見たものすべてを言語化しようとする、偏執的なまでの情熱。
ユイスマンスの列挙癖について。
(宝石の名やら、モローやルドンの絵画のディスクリプションやら、珍奇で無気味な花々の細密な描写やら。)

テオフィル・ゴーティエの執拗なまでの描写を前に真っ先に連想させられたのが、ユイスマンスであった。ただ、ゴーティエとの比較項としてユイスマンスが果たして有効なのか否か、確信が持てないでいた。後日ある方に相談したところ、その方向性でよいとのこと。
ゴーティエが石のマチエールへの愛であるとしたら、ユイスマンスは植物の(病んだ、とりわけ梅毒の)皮膚への愛だと、漠然と考える。

人間の作ったものを真似することができない時は、自然はせめて動物の体内の膜を模倣したり、動物の腐った皮膚から生ま生ましい色や、動物の壊疽から豪奢な醜悪さを借り受けたりすることで満足しているらしかった。
ユイスマンス『さかしま』澁澤龍彦訳、河出文庫、2002.asin:4309462219、132頁.)

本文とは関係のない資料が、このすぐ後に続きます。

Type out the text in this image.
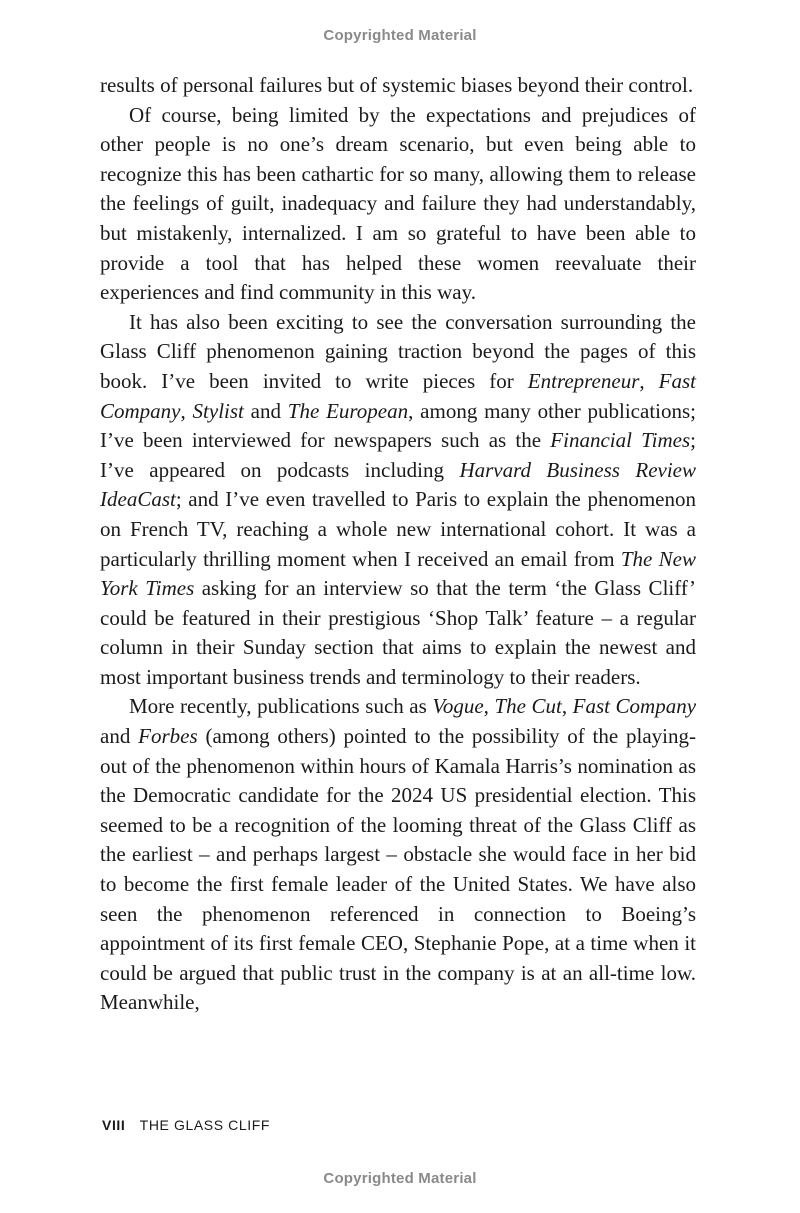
Copyrighted Material

results of personal failures but of systemic biases beyond their control.

Of course, being limited by the expectations and prejudices of other people is no one’s dream scenario, but even being able to recognize this has been cathartic for so many, allowing them to release the feelings of guilt, inadequacy and failure they had understandably, but mistakenly, internalized. I am so grateful to have been able to provide a tool that has helped these women reevaluate their experiences and find community in this way.

It has also been exciting to see the conversation surrounding the Glass Cliff phenomenon gaining traction beyond the pages of this book. I’ve been invited to write pieces for Entrepreneur, Fast Company, Stylist and The European, among many other publications; I’ve been interviewed for newspapers such as the Financial Times; I’ve appeared on podcasts including Harvard Business Review IdeaCast; and I’ve even travelled to Paris to explain the phenomenon on French TV, reaching a whole new international cohort. It was a particularly thrilling moment when I received an email from The New York Times asking for an interview so that the term ‘the Glass Cliff’ could be featured in their prestigious ‘Shop Talk’ feature – a regular column in their Sunday section that aims to explain the newest and most important business trends and terminology to their readers.

More recently, publications such as Vogue, The Cut, Fast Company and Forbes (among others) pointed to the possibility of the playing-out of the phenomenon within hours of Kamala Harris’s nomination as the Democratic candidate for the 2024 US presidential election. This seemed to be a recognition of the looming threat of the Glass Cliff as the earliest – and perhaps largest – obstacle she would face in her bid to become the first female leader of the United States. We have also seen the phenomenon referenced in connection to Boeing’s appointment of its first female CEO, Stephanie Pope, at a time when it could be argued that public trust in the company is at an all-time low. Meanwhile,

VIII THE GLASS CLIFF
Copyrighted Material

ときどき、病気は表面にすがたをあらわし、好んで身なりの悪い連中や栄養不良の連中に襲いかかり、金貨のような黄色い丘疹のできる皮膚病となって、表面に輝き出で、貧乏人どもの額に、皮肉にもエジプトの舞姫の貨幣形装飾を飾りつけてやり、彼らの悲惨に追い討ちをかけんものと、表皮に富と安楽の似姿を彫り刻んでやるのである。
そしてまた、植物の彩られた葉の上にも、病気はその最初の華々しい姿でふたたび立ちあらわれるのだ!
(出典は同上)

また一方、デ・ゼッサントは永いこと愛読した末に、ゴオティエの作品にも興味をもてなくなってきていた。類まれな絵画的な文章を書く作家(l'incomparable peintre qu'etait cet homme)として、かつては敬服してもいたのに、その敬服の念が次第に失われて、今では、いわゆる冷淡な彼の描写(ses desciptions en quelque sorte indifferentes)に、感心するよりもむしろ驚くことの方が多かった。事物の印象は何でも彼の目にとらえられ、鋭敏に知覚されるが、印象は目の表面にとどまったきり、彼の頭脳や肉体のなかまで奥深く侵入して来ないのである(L'impression des objets s'etait fixee sur son oeil si perceptif, mais elle s'y etait localisee, n'avait pas penetre plus avant dans sa cervelle et dans sa chair)。異常に精密な反射鏡のように、彼はつねに非個性的な明晰さをもって、ただ周囲の外界を映し出すにとどまっているのである(de meme qu'un prodigieux reflecteur, il s'etait constamment borne a reverberer, avec une impersonnelle nettete, des alenours)。
(同書、259〓260頁;原文はHuysmans,"A Rebours", Paris : Bibliotheque Charpentier, 1891. p.251.)